Back to my thoughts. I am often in awe at some peoples’ level of knowledge and intellect but then also find myself shouting at the TV in exasperation at others lack of, a I see it, basic and fundamental knowledge. Though naturally I have no idea how I would fair under the pressure of any of these shows – not least facing Anne or Mark on ‘The Chase’. Would every ounce of learned knowledge desert me at just the moment I needed it? And of course, any question is only ever easy if one already knows the answer.
What bothers me about many of these programmes that they have in common is when a contestant is being introduced in the show. In one way of another the same questions is asked, ‘So what do you do? And even if someone replies with the fact that they are now retired, the next question in at least one or two shows is something like, ‘so before you retired? (I would add, this is not the case with ‘Only Connect’. We hear a multitude of interesting and quirky hobbies and tastes that have brought team members together – hoorah to you!

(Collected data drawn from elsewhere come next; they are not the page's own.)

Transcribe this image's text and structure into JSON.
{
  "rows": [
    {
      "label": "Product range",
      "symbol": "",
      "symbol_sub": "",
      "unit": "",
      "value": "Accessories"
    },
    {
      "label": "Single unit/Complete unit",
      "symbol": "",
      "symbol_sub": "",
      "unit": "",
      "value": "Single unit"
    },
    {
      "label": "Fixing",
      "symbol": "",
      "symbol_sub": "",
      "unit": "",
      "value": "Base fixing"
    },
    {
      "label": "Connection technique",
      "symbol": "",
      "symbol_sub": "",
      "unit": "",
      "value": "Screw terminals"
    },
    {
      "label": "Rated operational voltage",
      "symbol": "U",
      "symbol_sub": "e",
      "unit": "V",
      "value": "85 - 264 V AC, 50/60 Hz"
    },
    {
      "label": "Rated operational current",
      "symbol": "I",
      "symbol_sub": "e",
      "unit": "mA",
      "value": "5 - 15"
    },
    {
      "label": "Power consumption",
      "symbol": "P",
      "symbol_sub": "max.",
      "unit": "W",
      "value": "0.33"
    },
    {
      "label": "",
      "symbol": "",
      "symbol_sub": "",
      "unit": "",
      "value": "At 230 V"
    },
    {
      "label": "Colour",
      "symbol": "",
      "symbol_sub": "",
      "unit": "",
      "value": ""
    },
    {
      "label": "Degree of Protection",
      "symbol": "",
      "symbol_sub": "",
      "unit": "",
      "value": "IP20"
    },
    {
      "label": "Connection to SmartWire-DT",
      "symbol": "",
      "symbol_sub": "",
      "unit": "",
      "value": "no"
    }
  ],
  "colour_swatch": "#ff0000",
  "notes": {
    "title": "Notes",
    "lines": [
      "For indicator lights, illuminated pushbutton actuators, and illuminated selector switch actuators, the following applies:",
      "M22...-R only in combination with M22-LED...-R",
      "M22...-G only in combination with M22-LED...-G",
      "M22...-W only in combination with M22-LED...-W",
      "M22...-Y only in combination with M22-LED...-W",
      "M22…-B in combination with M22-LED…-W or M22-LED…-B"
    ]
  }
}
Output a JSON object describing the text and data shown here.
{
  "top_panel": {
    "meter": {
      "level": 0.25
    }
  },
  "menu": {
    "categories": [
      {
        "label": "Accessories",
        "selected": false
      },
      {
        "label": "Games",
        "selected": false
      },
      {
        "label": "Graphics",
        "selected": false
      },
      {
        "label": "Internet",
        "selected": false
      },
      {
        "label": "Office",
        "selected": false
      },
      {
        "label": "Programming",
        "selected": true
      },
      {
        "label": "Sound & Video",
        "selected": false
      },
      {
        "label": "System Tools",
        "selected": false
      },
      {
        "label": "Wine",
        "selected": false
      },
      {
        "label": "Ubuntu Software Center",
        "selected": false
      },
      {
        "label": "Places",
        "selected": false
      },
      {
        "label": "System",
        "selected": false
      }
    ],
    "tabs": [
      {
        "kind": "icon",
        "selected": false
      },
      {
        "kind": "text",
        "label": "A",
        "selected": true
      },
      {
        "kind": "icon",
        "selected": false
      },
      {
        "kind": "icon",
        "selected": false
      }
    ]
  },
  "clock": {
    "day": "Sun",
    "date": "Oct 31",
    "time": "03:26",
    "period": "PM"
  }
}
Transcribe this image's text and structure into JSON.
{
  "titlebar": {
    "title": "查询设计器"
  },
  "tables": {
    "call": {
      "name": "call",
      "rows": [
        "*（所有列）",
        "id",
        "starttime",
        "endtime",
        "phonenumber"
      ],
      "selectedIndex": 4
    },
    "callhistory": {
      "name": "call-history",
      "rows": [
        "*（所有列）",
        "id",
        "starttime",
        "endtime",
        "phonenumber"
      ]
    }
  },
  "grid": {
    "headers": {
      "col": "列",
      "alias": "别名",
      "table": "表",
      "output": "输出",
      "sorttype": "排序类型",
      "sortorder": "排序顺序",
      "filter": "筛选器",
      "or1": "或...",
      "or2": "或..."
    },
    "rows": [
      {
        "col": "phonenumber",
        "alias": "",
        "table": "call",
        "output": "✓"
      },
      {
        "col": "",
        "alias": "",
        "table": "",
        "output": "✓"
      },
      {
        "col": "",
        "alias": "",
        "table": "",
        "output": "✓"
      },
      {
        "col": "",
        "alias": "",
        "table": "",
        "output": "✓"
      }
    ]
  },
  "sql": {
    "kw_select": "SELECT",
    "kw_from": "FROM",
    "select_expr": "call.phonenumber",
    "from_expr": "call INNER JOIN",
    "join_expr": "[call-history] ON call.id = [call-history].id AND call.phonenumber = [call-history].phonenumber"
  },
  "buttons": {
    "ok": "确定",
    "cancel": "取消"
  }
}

On a more serious reflection, it feels that so often, TV hosts, and therefore society at large, measures a person’s worth by their profession or job. In essence that what we do, in the area of work is what defines us.
I would rather a question about what a person enjoys doing, or what inspires them. Yet I am aware that these opening questions are indicative of the society we live in. Society often seems to say to us, in many ways and forms ‘you and your life is only of any value if you are busy doing, and gaining material wealth’, How sad this is.
God does not measure us by what we do, in the worldly sense. He loves us simply for who we are and wants us to live in that love, which frees us to experience and enjoy life in all its fullness.
The Welsh poet, William Henry Davies, wrote these words
What is this life if, full of care,
We have no time to stand and stare.
It concludes with …
A poor life this if, full of care,
We have no time to stand and stare.
I am with him. As a Christian I believe each of us is deeply loved by God, and He longs for us to discover that love for ourselves; to know that we are of value and worth to him, whoever we are and wherever we find ourselves. We cannot possibly discover this if we are so busy doing that there is no time simply to be. How can we hear the voice of our loving God if it is being drowned out by the constant clamour of the world?
The purpose of God giving to us a ‘Sabbath Rest’ is that we might pause from all our doing and be; to be still, discover all that is around us, and the One who made it, and us. To discover who we are in Him, uniquely valued and uniquely loved.
If you are still reading this, thank you.
Give yourself at least a few moments; to rest a while and simply be. And I pray that you will know within that you are of great worth to God and that He loves you deeply, simply for who you are.